Dass aktuell nicht diese Öffnung einer möglichen (weiteren) Pandora-Büchse, sondern weitaus weniger maßgebliche Angelobungs-Szenarios von potentiellen Bundespräsidenten als wichtige politische Fragen durch die medialen Dörfer getrieben werden, erzählt nicht nur viel über einen an der Zukunft (auch seiner eigenen) desinteressierten Journalismus, sondern auch einiges über die Verlagerung rechter, nationalistischer, populistisch bis extremistischer Inhalte in eine gesellschaftliche Normalität, eine neue Mitte-Position.
4
Frank Witzel ist Musiker, Autor und deutscher Buchpreisträger für Die Erfindung der Roten Armee Fraktion durch einen manisch-depressiven Teenager im Sommer 1969.

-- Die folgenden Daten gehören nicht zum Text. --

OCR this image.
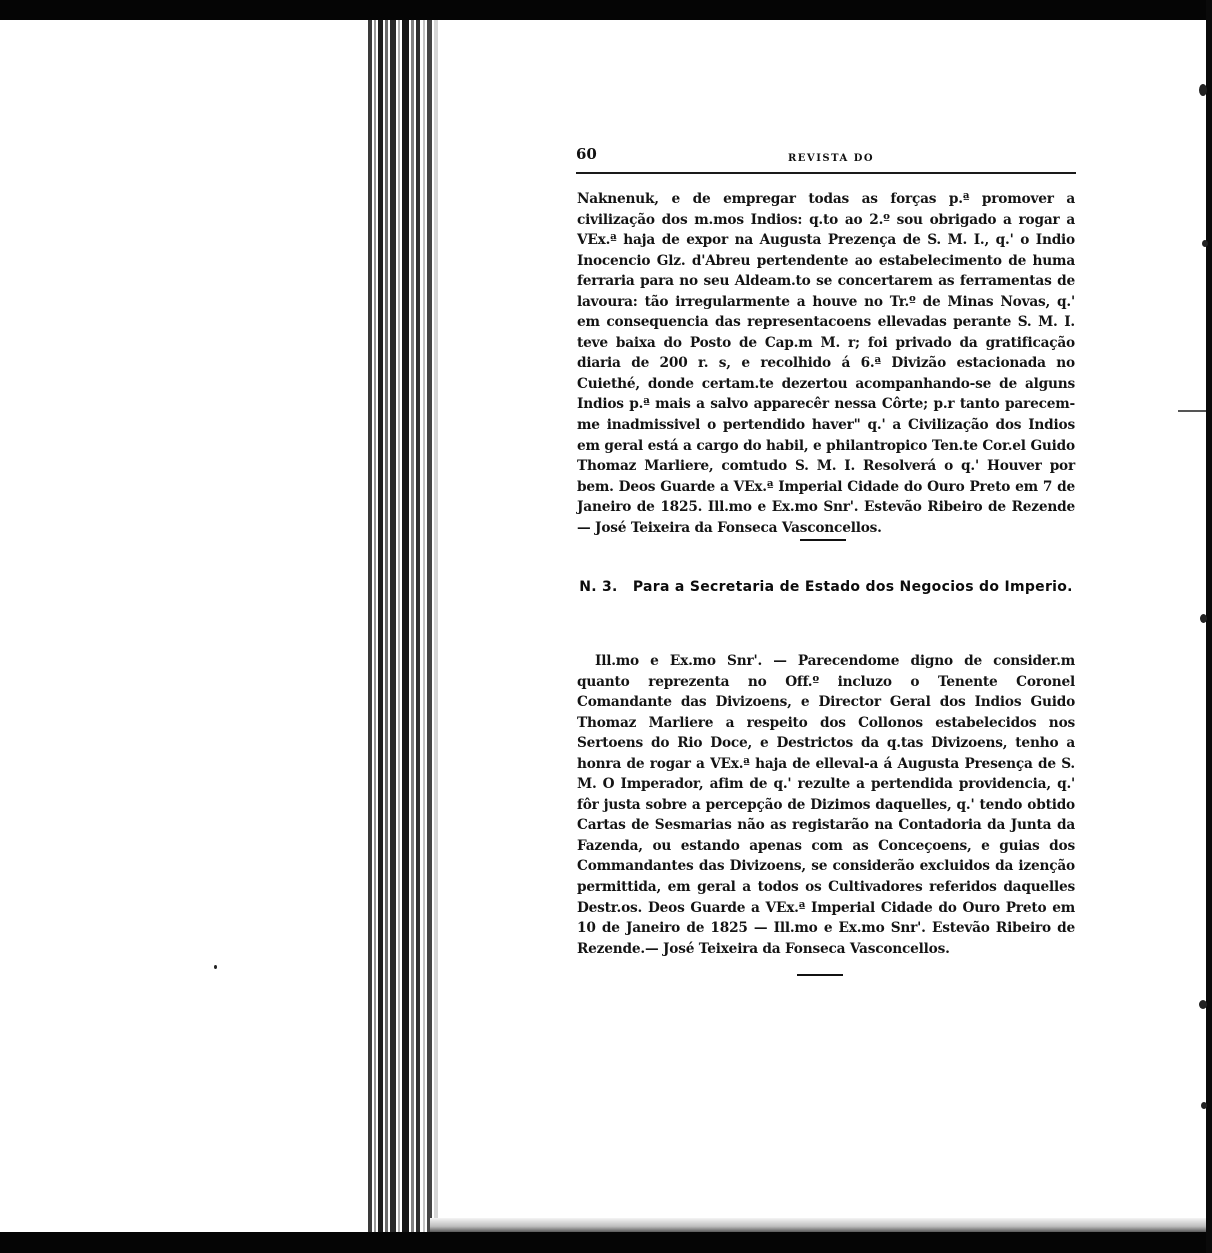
60	REVISTA DO

Naknenuk, e de empregar todas as forças p.ª promover a civilização dos m.mos Indios: q.to ao 2.º sou obrigado a rogar a VEx.ª haja de expor na Augusta Prezença de S. M. I., q.' o Indio Inocencio Glz. d'Abreu pertendente ao estabelecimento de huma ferraria para no seu Aldeam.to se concertarem as ferramentas de lavoura: tão irregularmente a houve no Tr.º de Minas Novas, q.' em consequencia das representacoens ellevadas perante S. M. I. teve baixa do Posto de Cap.m M. r; foi privado da gratificação diaria de 200 r. s, e recolhido á 6.ª Divizão estacionada no Cuiethé, donde certam.te dezertou acompanhando-se de alguns Indios p.ª mais a salvo apparecêr nessa Côrte; p.r tanto parecem-me inadmissivel o pertendido haver" q.' a Civilização dos Indios em geral está a cargo do habil, e philantropico Ten.te Cor.el Guido Thomaz Marliere, comtudo S. M. I. Resolverá o q.' Houver por bem. Deos Guarde a VEx.ª Imperial Cidade do Ouro Preto em 7 de Janeiro de 1825. Ill.mo e Ex.mo Snr'. Estevão Ribeiro de Rezende — José Teixeira da Fonseca Vasconcellos.

N. 3. Para a Secretaria de Estado dos Negocios do Imperio.

Ill.mo e Ex.mo Snr'. — Parecendome digno de consider.m quanto reprezenta no Off.º incluzo o Tenente Coronel Comandante das Divizoens, e Director Geral dos Indios Guido Thomaz Marliere a respeito dos Collonos estabelecidos nos Sertoens do Rio Doce, e Destrictos da q.tas Divizoens, tenho a honra de rogar a VEx.ª haja de elleval-a á Augusta Presença de S. M. O Imperador, afim de q.' rezulte a pertendida providencia, q.' fôr justa sobre a percepção de Dizimos daquelles, q.' tendo obtido Cartas de Sesmarias não as registarão na Contadoria da Junta da Fazenda, ou estando apenas com as Conceçoens, e guias dos Commandantes das Divizoens, se considerão excluidos da izenção permittida, em geral a todos os Cultivadores referidos daquelles Destr.os. Deos Guarde a VEx.ª Imperial Cidade do Ouro Preto em 10 de Janeiro de 1825 — Ill.mo e Ex.mo Snr'. Estevão Ribeiro de Rezende.— José Teixeira da Fonseca Vasconcellos.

Dieses "Sich-an-der-Verfassung-Vergreifen", von dem Rainer spricht, ist ein wesentlicher Machtfaktor für die Nationalisten, den politischen Arm der Identitären, für die besorgten Bürger und neuen Patrioten. Der Autor Frank Witzel hat es unlängst in der Zeitschrift Volltext so formuliert: "... dieser Spruch 'Man wird doch wohl noch sagen dürfen ...' - in Wirklichkeit heißt der: 'Warum sagen nicht alle dasselbe wie wir? Warum gibt es überhaupt andere Meinungen als unsere?' Und vielleicht ließe sich hier sogar eine generelle Unterscheidung zwischen den alten Mustern von links und rechts aufmachen, dass die Rechte schon die Existenz des Gegners als persönliche Kränkung empfindet und dann entsprechend auf eine völlige Vernichtung, Ausrottung, Ausgrenzung drängt."
5
Übertrieben düster formuliert, sicher. Wenn die Demokraten der österreichischen 2. Republik potentiellen Visegrad-Anhängern aber jetzt schon die gesetzliche Rutsche für die problemfreie Aushebelung von immer mehr und weiteren verfassungsmäßigen Rechten/Verpflichtungen legen, dann ist diese Sorge aber legitim.
Vor allem in europäischen Zeiten, in denen die neue Linke dringend den Kapitalismus retten will, sich zu einem neuen Verfassungspatriotismus bekennt und somit als Bewahrerin eines vielleicht leicht justierten bestehenden Systems hinstellt. Visionen hat sie, die Linke, schön längst keine mehr. Sein ist nur noch dagegen, gegen den rechtsextremen Nationalismus.
Der wiederum ist die aktuell einzige politisch visionäre Kraft, die einzige, die sich nicht mit dem Erhalt von Erreichtem begnügt oder in Gegenwehr zu etwas anderem erstarrt, sondern etwas befürwortend anspricht, die einzige Kraft, die sowohl prononcierte (visionsgetriebene) Jugendkulturen als auch den Mainstream der Jungen ansprechen kann.